David Skelton, who grew up in Consett, will unveil a set of policies designed to shed the Tories’ damaging “party of the rich” tag and grab the support of the low-paid.

The Sunderland AFC fan will launch a new campaign group, called Renewal, with the aim of winning over working-class voters living in Northern towns and cities.

And he will warn David Cameron that only a policy shift – to snatch seats in Labour’s heartlands – can deliver that elusive Conservative majority, in 2015.

Mr Skelton said: “The Conservatives have already changed under David Cameron’s leadership and his changes were enough to give the party its biggest swing since 1931, but not quite enough to push it over the line to an overall majority.

“The party must go further and send out a clear message that it stands up for the many not the privileged few.”

Among the possible policies put forward by Renewal are:

* A higher national minimum wage, by lowering taxes on employers.

* Lower petrol prices, by freezing fuel duty for as long as five years.

* Cheaper gas and electricity bills, by abolishing the European Union’s renewable energy target.

* An end to ‘Rip off Britain’, by appointing a Minister for Consumers to clamp down on utility, train and mobile phone companies.

* More housebuilding, by transferring planning powers from local authority “bureaucrats” to local communities.

* Giving town halls the power to reduce the benefit sanctions faced by the unemployed, to take account of local job losses.

The ideas are contained in a pamphlet, bringing together the thoughts of a group of Conservative MPs, including Hexham MP Guy Opperman and Middlesbrough-born Greg Clark.

There is growing concern about the scale of the “Northern Challenge”, with the Conservatives holding just 20 of 124 urban seats across the North and the Midlands.

David Cameron and George Osborne are thought to be damaged by an image as “two posh boys” and rhetoric that divides people into “scroungers and strivers”.

Other Conservatives fear their party is still struggling to overcome a deep-seated dislike born out of huge job losses during the Thatcher years.
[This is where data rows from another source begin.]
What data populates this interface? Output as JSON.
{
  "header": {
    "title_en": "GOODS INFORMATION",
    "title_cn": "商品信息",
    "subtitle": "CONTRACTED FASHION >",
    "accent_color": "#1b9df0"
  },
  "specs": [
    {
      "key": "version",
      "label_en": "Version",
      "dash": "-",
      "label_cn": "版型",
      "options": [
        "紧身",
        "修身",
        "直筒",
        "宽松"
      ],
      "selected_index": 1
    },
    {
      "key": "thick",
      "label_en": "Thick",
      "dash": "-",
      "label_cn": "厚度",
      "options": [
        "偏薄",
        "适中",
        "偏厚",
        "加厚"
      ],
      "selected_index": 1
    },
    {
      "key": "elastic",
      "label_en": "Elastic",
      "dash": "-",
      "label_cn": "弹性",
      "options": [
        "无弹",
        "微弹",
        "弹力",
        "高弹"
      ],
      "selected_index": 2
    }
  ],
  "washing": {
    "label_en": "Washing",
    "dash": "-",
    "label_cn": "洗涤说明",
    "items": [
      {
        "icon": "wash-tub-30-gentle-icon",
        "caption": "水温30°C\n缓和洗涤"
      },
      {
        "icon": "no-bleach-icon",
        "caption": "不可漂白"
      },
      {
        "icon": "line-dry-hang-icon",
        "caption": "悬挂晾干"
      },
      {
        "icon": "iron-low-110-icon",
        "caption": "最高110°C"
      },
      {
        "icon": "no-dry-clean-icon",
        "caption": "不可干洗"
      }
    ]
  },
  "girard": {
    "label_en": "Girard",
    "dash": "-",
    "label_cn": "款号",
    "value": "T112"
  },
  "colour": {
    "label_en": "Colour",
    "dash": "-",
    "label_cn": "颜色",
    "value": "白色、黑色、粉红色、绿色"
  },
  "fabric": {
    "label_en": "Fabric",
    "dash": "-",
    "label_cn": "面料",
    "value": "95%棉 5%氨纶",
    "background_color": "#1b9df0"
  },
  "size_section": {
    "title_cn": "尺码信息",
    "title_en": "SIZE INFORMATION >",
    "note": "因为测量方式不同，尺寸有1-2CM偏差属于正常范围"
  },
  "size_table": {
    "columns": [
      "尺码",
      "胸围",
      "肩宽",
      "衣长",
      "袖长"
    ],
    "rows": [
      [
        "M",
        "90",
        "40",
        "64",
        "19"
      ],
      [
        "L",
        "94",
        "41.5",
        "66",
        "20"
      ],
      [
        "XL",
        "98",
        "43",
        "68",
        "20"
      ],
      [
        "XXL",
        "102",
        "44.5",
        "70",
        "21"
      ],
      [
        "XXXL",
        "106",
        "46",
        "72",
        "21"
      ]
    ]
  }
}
Mr Skelton quit his job as deputy director of Policy Exchange, the Tories’ favourite think-tank, in order to launch his new group.

He added: “As the Labour Party becomes “latte-fied” - and ever more out of touch with its traditional, working-class support base - the Conservatives can fill the gap to become the new ‘workers' party’.”

But Kevan Jones, who defeated Mr Skelton for his Durham North seat in 2010, said: “The Tories are going to have a difficult job explaining their disastrous policies to the electorate of the North.”